The power is off and the city center is eerily empty, but the Hotel Alucinari is not exactly deserted. Before too long, a hungover Codger meets John, a bellhop who is a super-fan; Rikki Spectre, a punk rocker; and Marcus, a Viet Nam veteran turned bodyguard for rock stars. The four struggle to stay alive as they are stalked by an incomprehensible shape-shifting monster, one with a deeper connection to Codger than he cares to admit.
An Augmented Fourth is a short book, barely 200 pages, all delivered in Codger’s inimitable first-person narrative style. His stream of consciousness ranges from the horrifying present to the pinnacle days of the band, and to the genesis of his eerie, compelling lyrics, which he does not want to admit even to himself.
McMillen packs a lot into this low page count.
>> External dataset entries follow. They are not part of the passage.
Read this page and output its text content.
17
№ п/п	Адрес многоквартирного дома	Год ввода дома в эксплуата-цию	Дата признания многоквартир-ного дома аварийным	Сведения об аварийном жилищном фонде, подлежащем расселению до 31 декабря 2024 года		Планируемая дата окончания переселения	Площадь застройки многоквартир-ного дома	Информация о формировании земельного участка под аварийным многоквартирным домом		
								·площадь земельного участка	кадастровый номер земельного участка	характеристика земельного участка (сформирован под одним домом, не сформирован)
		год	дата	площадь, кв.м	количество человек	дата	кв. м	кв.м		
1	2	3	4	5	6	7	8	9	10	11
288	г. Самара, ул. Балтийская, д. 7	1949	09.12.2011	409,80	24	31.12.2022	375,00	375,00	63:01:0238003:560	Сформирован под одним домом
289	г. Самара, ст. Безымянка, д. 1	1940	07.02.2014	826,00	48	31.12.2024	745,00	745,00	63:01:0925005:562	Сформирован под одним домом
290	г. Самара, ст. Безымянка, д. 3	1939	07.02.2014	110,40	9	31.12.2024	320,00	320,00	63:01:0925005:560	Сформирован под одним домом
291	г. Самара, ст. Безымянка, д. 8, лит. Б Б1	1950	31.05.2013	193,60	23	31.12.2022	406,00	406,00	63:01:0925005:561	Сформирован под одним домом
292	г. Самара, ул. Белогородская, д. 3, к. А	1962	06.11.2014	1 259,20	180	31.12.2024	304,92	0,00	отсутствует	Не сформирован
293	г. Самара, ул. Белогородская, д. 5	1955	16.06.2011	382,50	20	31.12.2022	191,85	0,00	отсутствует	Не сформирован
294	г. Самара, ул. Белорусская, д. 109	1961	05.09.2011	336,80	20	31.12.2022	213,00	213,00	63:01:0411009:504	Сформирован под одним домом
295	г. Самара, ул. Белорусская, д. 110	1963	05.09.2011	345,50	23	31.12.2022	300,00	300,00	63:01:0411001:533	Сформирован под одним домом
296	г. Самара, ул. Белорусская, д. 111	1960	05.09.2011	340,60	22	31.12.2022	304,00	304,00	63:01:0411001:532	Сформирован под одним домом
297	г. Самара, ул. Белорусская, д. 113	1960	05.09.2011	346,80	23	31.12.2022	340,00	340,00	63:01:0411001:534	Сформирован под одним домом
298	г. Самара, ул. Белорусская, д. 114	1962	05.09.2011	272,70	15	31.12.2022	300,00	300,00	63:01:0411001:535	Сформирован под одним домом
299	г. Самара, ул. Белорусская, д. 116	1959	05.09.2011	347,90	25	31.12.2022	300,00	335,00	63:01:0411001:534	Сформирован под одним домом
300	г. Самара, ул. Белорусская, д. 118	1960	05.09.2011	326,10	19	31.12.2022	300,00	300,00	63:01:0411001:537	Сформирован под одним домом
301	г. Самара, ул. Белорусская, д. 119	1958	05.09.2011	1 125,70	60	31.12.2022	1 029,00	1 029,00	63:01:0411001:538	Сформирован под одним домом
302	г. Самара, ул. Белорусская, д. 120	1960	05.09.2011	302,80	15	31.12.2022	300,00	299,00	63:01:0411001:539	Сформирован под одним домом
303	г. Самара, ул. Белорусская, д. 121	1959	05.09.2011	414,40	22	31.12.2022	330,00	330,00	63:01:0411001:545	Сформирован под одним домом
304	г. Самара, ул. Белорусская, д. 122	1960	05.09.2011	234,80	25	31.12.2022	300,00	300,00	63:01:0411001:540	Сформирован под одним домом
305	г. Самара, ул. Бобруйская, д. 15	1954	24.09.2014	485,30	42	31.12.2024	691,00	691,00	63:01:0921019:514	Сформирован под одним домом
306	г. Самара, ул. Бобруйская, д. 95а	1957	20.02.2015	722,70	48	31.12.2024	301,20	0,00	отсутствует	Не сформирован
There is the weird hotel itself; the shifting dynamic of the four survivors as they try to decide who they can trust; the intrigue of the grotesque and somehow beautiful monster and its minions, and a lot of talk about music and sound as a unifying force across dimensions, especially the augmented fourth itself, which is sometimes called the Devil’s Chord.
An Augmented Fourth gets more suspense mileage out of a hotel kitchen than maybe any horror story I remember reading or seeing.
The story moves right along, but McMillen has time to let Codger reflect on the breakup of his band and how that felt; his fear that Rikki will succeed him and that punk will kill heavy metal. This is not extraneous information; it is all about music, and this book is all about music, from the dark walk-in refrigerator to the strange “music room” at the top of the hotel; from Marcus’s guilt over the war to the frightening cult John was raised in; from the David Bowie nod to the monsters in the snow, it’s all rock and roll.
The final scene is open to interpretation; since the book has a series label (A NOVEL OF THE LORD OF LOW END) I interpreted it one way. The ending itself, that final scene, is a triumph, a perfect melding of eldritch horror with heavy metal. An Augmented Fourth was snarky, creepy, original and suspenseful. I enjoyed it.
I find it funny that so many chords, including the augmented fourth, are called the devil’s chord. (But I’ve also heard that the devil is an excellent fiddle-player.)
Yes, I’ve heard that too.
I guess any music that seems discordant to the listeners is “the devil’s music,” right?